Table 8.
Symptom | Drug/intervention | Efficacy | Safety | Practice implications |
---|---|---|---|---|
Orthostatic hypotension | Fludrocortisone | Insufficient evidence | Insufficient evidence | Possibly useful a |
Midodrine | Insufficient evidence | Insufficient evidence | Possibly useful b | |
Domperidone | Insufficient evidence | Acceptable risk with specialized monitoring c | Investigational | |
Yohimbine | Nonefficacious | Insufficient evidence | Investigational | |
Droxidopa d | Efficacious (short term) | Acceptable risk without specialized monitoring (short term)e | Possibly useful | |
Sexual dysfunction | Sildenafil | Efficacious | Acceptable risk without specialized monitoring | Clinically useful |
Constipation | Macrogol | Likely efficacious | Acceptable risk without specialized monitoring | Possibly useful |
Lubiprostone | Likely efficacious | Acceptable risk without specialized monitoring | Possibly useful | |
Probiotics and prebiotic fiber | Efficacious | Acceptable risk without specialized monitoring | Clinically useful | |
Abdominal massages | Insufficient evidence | Insufficient evidence | Investigational | |
Anorexia, nausea and vomiting associated with levodopa and/or dopamine agonist treatment | Domperiodone | Likely efficacious | Acceptable risk with specialized monitoring c | Possibly useful |
Drooling | Ipratropium Bromide Spray | Insufficient evidence | Insufficient evidence | Investigational |
Glycopyrrolate | Efficacious | Insufficient evidence | Possibly useful | |
Botulinum Toxin B | Efficacious | Acceptable risk with specialized monitoring | Clinically useful | |
Botulinum Toxin A | Efficacious | Acceptable risk with specialized monitoring | Clinically useful | |
Urinary frequency, urgency, and/or urge incontinence | Solifenacin f | Insufficient evidence | Acceptable risk without specialized monitoring g | Possibly useful h |
RCTs, randomized controlled trials.
Although there is insufficient evidence for fludrocortisone to be rated for the treatment of orthostatic hypotension (OH) in PD, it provided some significant benefits in 1 RCT.2 Therefore, the practice implication is “possibly useful.”

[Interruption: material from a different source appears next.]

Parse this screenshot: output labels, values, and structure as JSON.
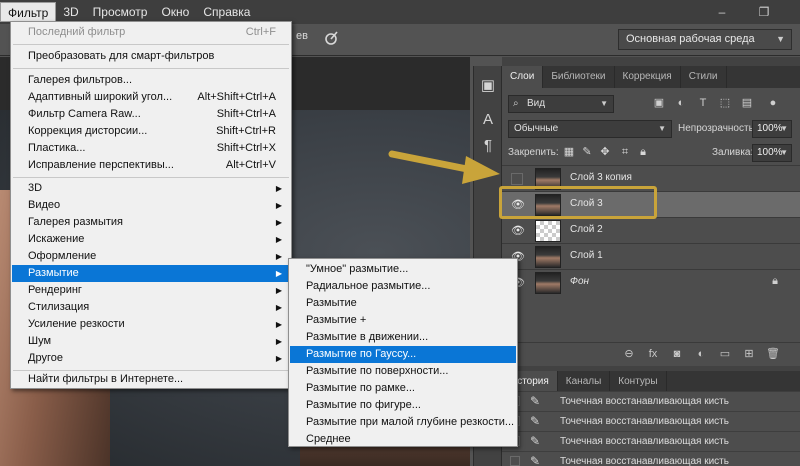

Although there is insufficient evidence for midodrine to be rated for the treatment of OH in PD, it provided some significant benefits on measures of OH in RCTs in a mixed population of patients in which only a subgroup had PD.1 Therefore, the practice implication is “possibly useful.”
As a result of the risk of QT interval prolongation and the association with ventricular tachyarrhythmia/sudden cardiac death in PD patients with preexisting cardiac disease.96
Recommendations are for the very short‐term treatment of OH in PD, while there is insufficient evidence to conclude on the efficacy and safety of droxidopa for the treatment of OH in PD for the long term.
A recent systematic review evaluated the cardiovascular safety of droxidopa in patients with symptomatic neurogenic OH who participated in RCTs (short‐term RCTs: 1 to 2 weeks, n = 444; intermediate RCTs: 8 to 10 weeks, n = 222) and long‐term open‐label studies (n = 422).97 Adjusting for exposure time, cardiovascular adverse events rates were 0.30 events/patient‐year in the short‐ and intermediate‐term studies, and 0.15 events/patient‐year in the long‐term open‐label studies, and most evident in patients with preexisting cardiac disorders. Moreover, the risk for supine hypertension has to be considered. Indeed, in the postmarketing surveillance, 1 case with intracranial hemorrhages has been reported.98
For the treatment of overactive bladder.
A systematic review including 4,188 participants (3,952 participants in placebo‐controlled trials; 650 of them randomized to solifenacin) aged 65 or older randomized to antimuscarinic medications for 4 to 12 weeks and 3,026 randomized to placebo, revealed that treatment for overactive bladder using antimuscarinics in adults aged 65 or older resulted in significant increased risk of several adverse events when compared with placebo including both anticholinergic (eg, dry mouth, constipation) and nonanticholinergic (eg, dyspepsia, dizziness, headaches) adverse events.101 Moreover, incidence of urinary tract infections with solifenacin was significantly higher when compared with placebo.
There were some significant benefits in the active arm and as such the practice implications for solifenacin for the treatment of overactive bladder is “possibly useful” because of the established efficacy and license of solifenacin in this indication outside PD.